The 2021 Australian Open, the opening Grand Slam tennis tournament of the year, will not be relocated from Melbourne to another city despite a recent rise in the number of Covid-19 cases in the state of Victoria, according to Tennis Australia CEO Craig Tiley.

Speculation has mounted about the 2021 edition of the competition after about 300,000 people were ordered back into lockdown measures this week in Victoria to “ring-fence” 10 postcodes that have reported spikes, contributing to nearly 500 active cases in the state at the latest count.

However, Tiley rejected reports that the event may need to be shifted to Sydney or Brisbane if the outbreak is not brought under control in Victoria by outlining how preparations are taking place for a total of six different possible scenarios in Melbourne – ranging from no spectators at all to business as usual.

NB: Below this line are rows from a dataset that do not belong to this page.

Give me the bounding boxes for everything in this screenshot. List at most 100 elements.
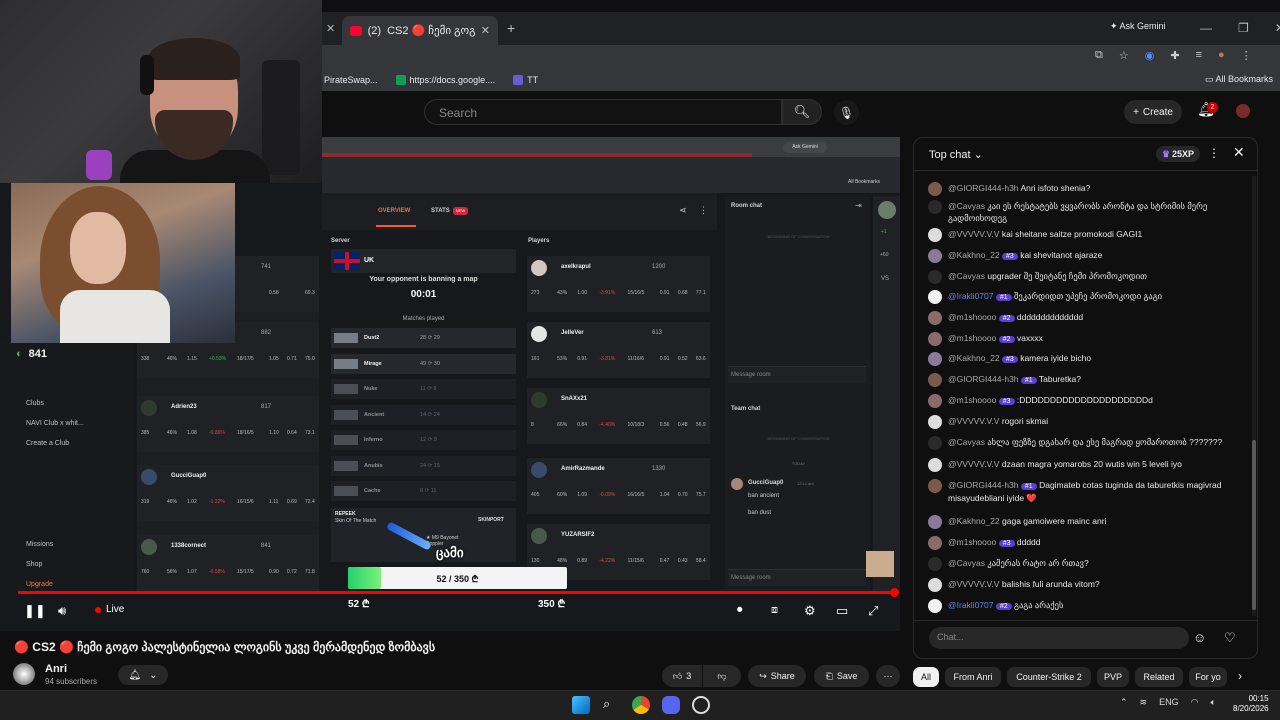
emoji-icon[interactable]: ☺ bbox=[1193, 630, 1206, 645]
chat-author[interactable]: @Cavyas bbox=[948, 558, 985, 568]
chat-author[interactable]: @m1shoooo bbox=[948, 537, 996, 547]
search-input[interactable]: Search bbox=[424, 99, 782, 125]
chat-avatar[interactable] bbox=[928, 536, 942, 550]
chat-message[interactable]: @VVVVV.V.V balishis fuli arunda vitom? bbox=[928, 578, 1246, 592]
chat-message[interactable]: @VVVVV.V.V dzaan magra yomarobs 20 wutis… bbox=[928, 458, 1246, 472]
menu-icon[interactable]: ⋮ bbox=[1241, 49, 1252, 62]
chat-author[interactable]: @Kakhno_22 bbox=[948, 250, 1000, 260]
chat-message[interactable]: @GIORGI444-h3h #1 Dagimateb cotas tugind… bbox=[928, 479, 1246, 504]
taskbar-search-icon[interactable]: ⌕ bbox=[603, 696, 610, 712]
chat-message[interactable]: @Irakli0707 #1 შეკარდიდთ უპეჩე პრომოკოდი… bbox=[928, 290, 1246, 304]
chat-message[interactable]: @Cavyas upgrader შე შეიტანე ჩემი პრომოკო… bbox=[928, 270, 1246, 284]
language-indicator[interactable]: ENG bbox=[1159, 697, 1179, 708]
extension-icon[interactable]: ◉ bbox=[1145, 49, 1155, 62]
chat-input[interactable]: Chat... bbox=[929, 627, 1189, 649]
bookmark-tt[interactable]: TT bbox=[513, 75, 538, 85]
share-button[interactable]: ↪ Share bbox=[748, 665, 806, 687]
chat-author[interactable]: @Kakhno_22 bbox=[948, 516, 1000, 526]
chat-avatar[interactable] bbox=[928, 200, 942, 214]
close-tab-icon[interactable]: ✕ bbox=[326, 22, 335, 35]
chrome-icon[interactable] bbox=[632, 696, 650, 714]
chat-avatar[interactable] bbox=[928, 182, 942, 196]
autoplay-toggle[interactable]: ⏺ bbox=[737, 604, 743, 617]
chip-pvp[interactable]: PVP bbox=[1097, 667, 1129, 687]
fullscreen-icon[interactable]: ⤢ bbox=[868, 603, 878, 619]
chat-author[interactable]: @VVVVV.V.V bbox=[948, 229, 999, 239]
chat-message[interactable]: @Kakhno_22 gaga gamoiwere mainc anri bbox=[928, 515, 1246, 529]
chat-avatar[interactable] bbox=[928, 249, 942, 263]
chat-author[interactable]: @Cavyas bbox=[948, 437, 985, 447]
chat-avatar[interactable] bbox=[928, 373, 942, 387]
bookmark-docs[interactable]: https://docs.google.... bbox=[395, 75, 495, 85]
chat-avatar[interactable] bbox=[928, 515, 942, 529]
network-icon[interactable]: ≋ bbox=[1140, 697, 1148, 708]
subscription-bell-button[interactable]: 🔔︎ ⌄ bbox=[118, 665, 168, 685]
chat-author[interactable]: @VVVVV.V.V bbox=[948, 416, 999, 426]
heart-icon[interactable]: ♡ bbox=[1224, 630, 1236, 646]
chat-message[interactable]: @m1shoooo #3 :DDDDDDDDDDDDDDDDDDDDDd bbox=[928, 394, 1246, 408]
chat-author[interactable]: @Irakli0707 bbox=[948, 600, 993, 610]
chat-avatar[interactable] bbox=[928, 290, 942, 304]
chat-message[interactable]: @VVVVV.V.V kai sheitane saitze promokodi… bbox=[928, 228, 1246, 242]
browser-tab[interactable]: (2) CS2 🔴 ჩემი გოგო პ ✕ bbox=[342, 16, 498, 45]
tray-chevron-icon[interactable]: ⌃ bbox=[1120, 697, 1128, 708]
chat-author[interactable]: @GIORGI444-h3h bbox=[948, 480, 1019, 490]
chat-scroll-thumb[interactable] bbox=[1252, 440, 1256, 610]
chat-avatar[interactable] bbox=[928, 311, 942, 325]
more-actions-button[interactable]: ⋯ bbox=[876, 665, 900, 687]
live-indicator[interactable]: Live bbox=[95, 604, 124, 615]
dislike-button[interactable]: 👎︎ bbox=[703, 665, 741, 687]
chat-avatar[interactable] bbox=[928, 599, 942, 613]
chat-avatar[interactable] bbox=[928, 557, 942, 571]
chat-avatar[interactable] bbox=[928, 458, 942, 472]
chat-author[interactable]: @GIORGI444-h3h bbox=[948, 183, 1019, 193]
profile-icon[interactable]: ● bbox=[1218, 49, 1225, 62]
chat-avatar[interactable] bbox=[928, 578, 942, 592]
chip-next-icon[interactable]: › bbox=[1238, 669, 1242, 683]
chat-menu-icon[interactable]: ⋮ bbox=[1208, 146, 1220, 160]
pause-icon[interactable]: ❚❚ bbox=[24, 603, 46, 619]
chat-message[interactable]: @Kakhno_22 #3 kamera iyide bicho bbox=[928, 352, 1246, 366]
chat-message[interactable]: @m1shoooo #2 dddddddddddddd bbox=[928, 311, 1246, 325]
bookmark-pirateswap[interactable]: PirateSwap... bbox=[324, 75, 378, 85]
seek-handle[interactable] bbox=[890, 588, 899, 597]
discord-icon[interactable] bbox=[662, 696, 680, 714]
all-bookmarks[interactable]: ▭ All Bookmarks bbox=[1205, 74, 1273, 85]
chip-counter-strike[interactable]: Counter-Strike 2 bbox=[1007, 667, 1091, 687]
chat-author[interactable]: @Cavyas bbox=[948, 201, 985, 211]
cast-icon[interactable]: ⧉ bbox=[1095, 49, 1103, 62]
chat-avatar[interactable] bbox=[928, 415, 942, 429]
seek-bar[interactable] bbox=[18, 591, 896, 594]
sound-icon[interactable]: 🔈︎ bbox=[1210, 697, 1215, 708]
chat-avatar[interactable] bbox=[928, 436, 942, 450]
save-button[interactable]: ⎗ Save bbox=[814, 665, 869, 687]
chat-message[interactable]: @Cavyas კაი ეს რესტატებს ვყვარობს არონტა… bbox=[928, 200, 1246, 224]
xp-badge[interactable]: ♛ 25XP bbox=[1156, 146, 1200, 162]
voice-search-button[interactable]: 🎙︎ bbox=[834, 100, 859, 125]
ask-gemini-button[interactable]: ✦ Ask Gemini bbox=[1110, 21, 1166, 32]
chat-avatar[interactable] bbox=[928, 479, 942, 493]
chat-author[interactable]: @Kakhno_22 bbox=[948, 353, 1000, 363]
tab-close-icon[interactable]: ✕ bbox=[481, 24, 490, 37]
chat-avatar[interactable] bbox=[928, 332, 942, 346]
chat-avatar[interactable] bbox=[928, 270, 942, 284]
chat-message[interactable]: @m1shoooo #3 ddddd bbox=[928, 536, 1246, 550]
chat-author[interactable]: @VVVVV.V.V bbox=[948, 579, 999, 589]
new-tab-icon[interactable]: + bbox=[507, 20, 515, 36]
chip-for-you[interactable]: For yo bbox=[1189, 667, 1227, 687]
volume-icon[interactable]: 🔊︎ bbox=[58, 603, 66, 619]
chat-author[interactable]: @m1shoooo bbox=[948, 312, 996, 322]
star-icon[interactable]: ☆ bbox=[1119, 49, 1129, 62]
steam-icon[interactable] bbox=[692, 696, 710, 714]
window-close-icon[interactable]: ✕ bbox=[1275, 21, 1280, 35]
chat-author[interactable]: @m1shoooo bbox=[948, 395, 996, 405]
settings-icon[interactable]: ⚙ bbox=[804, 603, 816, 619]
chat-message[interactable]: @m1shoooo #2 vaxxxx bbox=[928, 332, 1246, 346]
chat-author[interactable]: @Cavyas bbox=[948, 271, 985, 281]
chat-author[interactable]: @m1shoooo bbox=[948, 333, 996, 343]
like-button[interactable]: 👍︎ 3 bbox=[662, 665, 702, 687]
chat-mode-dropdown[interactable]: Top chat ⌄ bbox=[929, 148, 983, 161]
wifi-icon[interactable]: ◠ bbox=[1191, 697, 1199, 708]
chat-avatar[interactable] bbox=[928, 394, 942, 408]
chat-avatar[interactable] bbox=[928, 228, 942, 242]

“Nothing has changed for us in terms of our planning,” Tiley told the AAP news agency. “The environment around us has changed, and will continue to change, as we’ve seen with the current spike in Victoria.

“We’re optimistic the additional measures currently in place will be successful — and restrictions will continue to be eased over the coming months.

“So, I’m confident we will run the Australian Open in Melbourne and other events around Australia in January and we’re working closely with all our authorities on the regulations regarding mass gatherings, physical distancing and increased hygiene that are being put in place.”

Rival cities have long expressed an interest in poaching the high-profile tennis tournament from Melbourne, but thanks to a series of major funding and redevelopment pledges by the Victorian Government, in 2017 Tennis Australia struck a deal to keep the event at Melbourne Park until 2036.

Melbourne Park features a total of 33 courts during the Australian Open, three of which have retractable roofs, as well as a state-of-the-art player ‘pod’ that offers fitness and medical facilities.

Tiley added that Australian Open organisers will be watching on with interest to see how protocols are applied with the final two Grand Slams of 2020 – the US Open and French Open. The hardcourt US Open is still scheduled to take place from August 24 to September 13, but the claycourt French Open, postponed from its original dates in late May and early June, will now take place from September 27 to October 11.

Yesterday (Thursday), the French Tennis Federation set out its plans to ensure a spectator capacity of 50% to 60% at this year’s French Open.

“The US Open and the French Open are exploring mandatory testing, varying levels of quarantine and limiting entourages,” Tiley added. “Of course, we are looking at all these options, and more, as part of our scenario planning.

“It’s difficult to predict exactly what will need to be in place as guidelines and protocols are changing week by week, and sometimes even day by day.”

The Australian Open’s organisers have been saddled with significant contingency planning due unforeseen circumstances for a second consecutive year.

Earlier this year, amid devastating bushfires across the country, a series of measures were lined up due to concerns about air quality in the build-up to the 2020 tournament.